異常に活性化した免疫が、血管壁や粘膜を攻撃し、血管炎や潰瘍・発疹を起こします。 白血球の働き方の異常や、サイトカインと呼ばれる炎症物質の過剰が関与しています。

4. 症状(どんな症状が出るか)

  • 繰り返す口内炎(アフタ)
  • 外陰部の痛みを伴う潰瘍
  • にきびのような皮疹、結節性紅斑様病変
  • 目の炎症(ぶどう膜炎)による充血・視力低下
  • 関節痛、関節炎
  • 腸の潰瘍による腹痛・下血、血栓性静脈炎、中枢神経症状など

5. 検査(どのような検査をするか)

  • 血液検査:炎症反応、免疫異常、貧血の有無など
  • 眼科検査:ぶどう膜炎の有無・程度を精査
  • 内視鏡検査:消化管病変(腸管ベーチェット)の確認
  • 画像検査:血管病変や中枢神経病変の有無をCT/MRIなどで評価

6. 診断(どのように診断するか)

繰り返す口内炎に加え、外陰部潰瘍、皮膚症状、眼病変などがどの程度そろっているか、 それぞれの頻度と経過を総合して診断します。

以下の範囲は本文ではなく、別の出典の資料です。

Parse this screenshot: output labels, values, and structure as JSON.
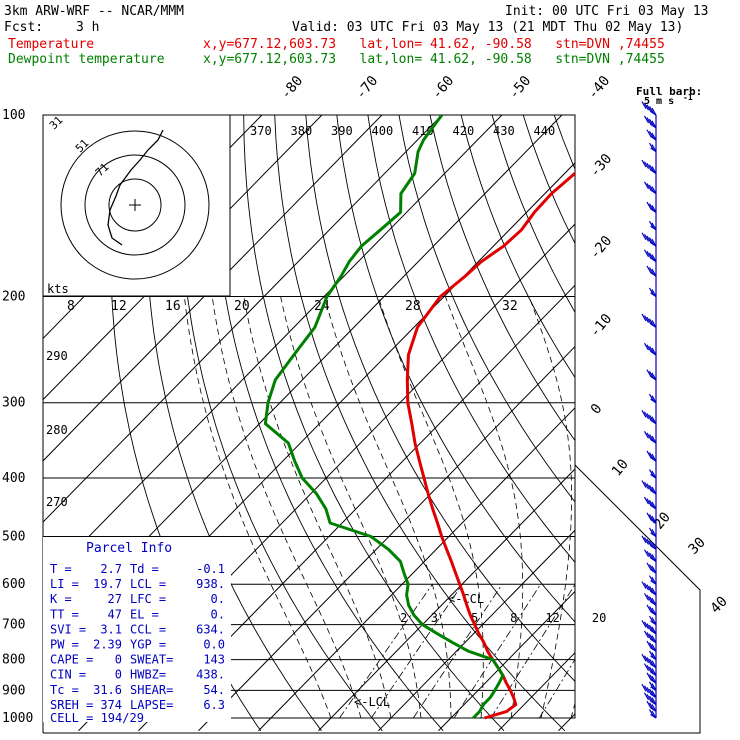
{
  "header": {
    "model": "3km ARW-WRF -- NCAR/MMM",
    "init": "Init: 00 UTC Fri 03 May 13",
    "fcst_label": "Fcst:",
    "fcst_value": "3 h",
    "valid": "Valid: 03 UTC Fri 03 May 13 (21 MDT Thu 02 May 13)"
  },
  "legend": [
    {
      "name": "Temperature",
      "color": "#e00000",
      "loc": "x,y=677.12,603.73   lat,lon= 41.62, -90.58   stn=DVN ,74455"
    },
    {
      "name": "Dewpoint temperature",
      "color": "#008000",
      "loc": "x,y=677.12,603.73   lat,lon= 41.62, -90.58   stn=DVN ,74455"
    }
  ],
  "barb_key": {
    "title": "Full barb:",
    "value": "5 m s",
    "sup": "-1"
  },
  "colors": {
    "temperature": "#e00000",
    "dewpoint": "#008000",
    "barbs": "#0000c0",
    "info": "#0000c0",
    "grid": "#000000"
  },
  "chart_data": {
    "type": "line",
    "pressure_levels": [
      100,
      200,
      300,
      400,
      500,
      600,
      700,
      800,
      900,
      1000
    ],
    "isotherm_labels": [
      "-80",
      "-70",
      "-60",
      "-50",
      "-40",
      "-30",
      "-20",
      "-10",
      "0",
      "10",
      "20",
      "30",
      "40"
    ],
    "theta_labels": [
      "370",
      "380",
      "390",
      "400",
      "410",
      "420",
      "430",
      "440"
    ],
    "theta_side_labels": [
      "290",
      "280",
      "270"
    ],
    "mixing_ratio_labels": [
      "2",
      "3",
      "5",
      "8",
      "12",
      "20"
    ],
    "hodo_speed_axis": [
      "8",
      "12",
      "16",
      "20",
      "24",
      "28",
      "32"
    ],
    "hodo_rings": [
      "31",
      "51",
      "71"
    ],
    "hodo_unit": "kts",
    "ccl_label": "<-CCL",
    "lcl_label": "<-LCL",
    "series": [
      {
        "name": "Temperature",
        "p": [
          1000,
          975,
          950,
          925,
          900,
          875,
          850,
          825,
          800,
          775,
          750,
          725,
          700,
          675,
          650,
          625,
          600,
          575,
          550,
          525,
          500,
          475,
          450,
          425,
          400,
          375,
          350,
          325,
          300,
          275,
          250,
          225,
          200,
          185,
          175,
          165,
          155,
          145,
          135,
          125,
          115,
          110,
          105,
          100
        ],
        "t": [
          15.6,
          18.2,
          18.6,
          17.1,
          15.4,
          13.5,
          11.7,
          9.6,
          7.4,
          5.2,
          3.2,
          0.9,
          -1.3,
          -3.6,
          -5.8,
          -8.0,
          -10.4,
          -12.9,
          -15.5,
          -18.3,
          -21.2,
          -24.1,
          -27.2,
          -30.4,
          -33.7,
          -37.2,
          -40.9,
          -44.6,
          -48.7,
          -52.5,
          -56.4,
          -59.4,
          -60.6,
          -59.8,
          -59.5,
          -58.3,
          -58.0,
          -58.7,
          -58.9,
          -58.3,
          -56.3,
          -56.6,
          -56.7,
          -57.3
        ]
      },
      {
        "name": "Dewpoint temperature",
        "p": [
          1000,
          975,
          950,
          925,
          900,
          875,
          850,
          825,
          800,
          775,
          750,
          725,
          700,
          675,
          650,
          625,
          600,
          575,
          550,
          525,
          500,
          475,
          450,
          425,
          400,
          375,
          350,
          325,
          300,
          275,
          250,
          225,
          200,
          185,
          175,
          165,
          155,
          145,
          135,
          125,
          115,
          110,
          105,
          100
        ],
        "t": [
          13.7,
          13.7,
          13.2,
          13.2,
          12.8,
          12.3,
          11.7,
          9.6,
          7.4,
          2.0,
          -2.0,
          -6.0,
          -10.0,
          -13.0,
          -15.5,
          -17.5,
          -19.0,
          -21.5,
          -24.0,
          -28.0,
          -33.0,
          -42.0,
          -45.0,
          -49.0,
          -54.0,
          -58.0,
          -62.0,
          -69.0,
          -72.0,
          -74.5,
          -75.5,
          -76.5,
          -79.5,
          -80.5,
          -81.5,
          -82.0,
          -81.5,
          -81.0,
          -84.0,
          -85.0,
          -88.0,
          -89.0,
          -89.5,
          -90.0
        ]
      }
    ],
    "wind_barbs_p": [
      1000,
      975,
      950,
      925,
      900,
      875,
      850,
      825,
      800,
      775,
      750,
      725,
      700,
      675,
      650,
      625,
      600,
      575,
      550,
      525,
      500,
      475,
      450,
      425,
      400,
      375,
      350,
      325,
      300,
      275,
      250,
      225,
      200,
      185,
      175,
      165,
      155,
      145,
      135,
      125,
      115,
      110,
      105,
      100
    ]
  },
  "parcel_info": {
    "title": "Parcel Info",
    "rows": [
      {
        "l1": "T  =",
        "v1": "2.7",
        "l2": "Td =",
        "v2": "-0.1"
      },
      {
        "l1": "LI =",
        "v1": "19.7",
        "l2": "LCL =",
        "v2": "938."
      },
      {
        "l1": "K  =",
        "v1": "27",
        "l2": "LFC =",
        "v2": "0."
      },
      {
        "l1": "TT =",
        "v1": "47",
        "l2": "EL  =",
        "v2": "0."
      },
      {
        "l1": "SVI =",
        "v1": "3.1",
        "l2": "CCL =",
        "v2": "634."
      },
      {
        "l1": "PW =",
        "v1": "2.39",
        "l2": "YGP =",
        "v2": "0.0"
      },
      {
        "l1": "CAPE =",
        "v1": "0",
        "l2": "SWEAT=",
        "v2": "143"
      },
      {
        "l1": "CIN =",
        "v1": "0",
        "l2": "HWBZ=",
        "v2": "438."
      },
      {
        "l1": "Tc =",
        "v1": "31.6",
        "l2": "SHEAR=",
        "v2": "54."
      },
      {
        "l1": "SREH =",
        "v1": "374",
        "l2": "LAPSE=",
        "v2": "6.3"
      }
    ],
    "cell": "CELL = 194/29"
  }
}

ベーチェット病の診断基準も参考にします。

7. 主な合併症(起こりうる別の病気・障害)

  • 視力障害・失明(重症ぶどう膜炎)
  • 腸管穿孔などを伴う腸管ベーチェット
  • 血栓性静脈炎、大血管炎
  • 中枢神経ベーチェットによる神経症状

8. 治療(どのように治す・抑えるか)

  • コルヒチンやNSAIDsで口内炎・関節炎をコントロール
  • ステロイド、免疫抑制薬で重症病変(眼・腸管・血管・中枢神経)を治療
  • 生物学的製剤(抗TNF薬など)を用いることもあります

9. 予後(今後の見通し)

眼病変や血管・中枢神経病変が強い場合は慎重な経過観察が必要ですが、 近年の治療薬の進歩により、視力予後や全身の見通しは改善しつつあります。 継続的なフォローと早めの治療調整が重要です。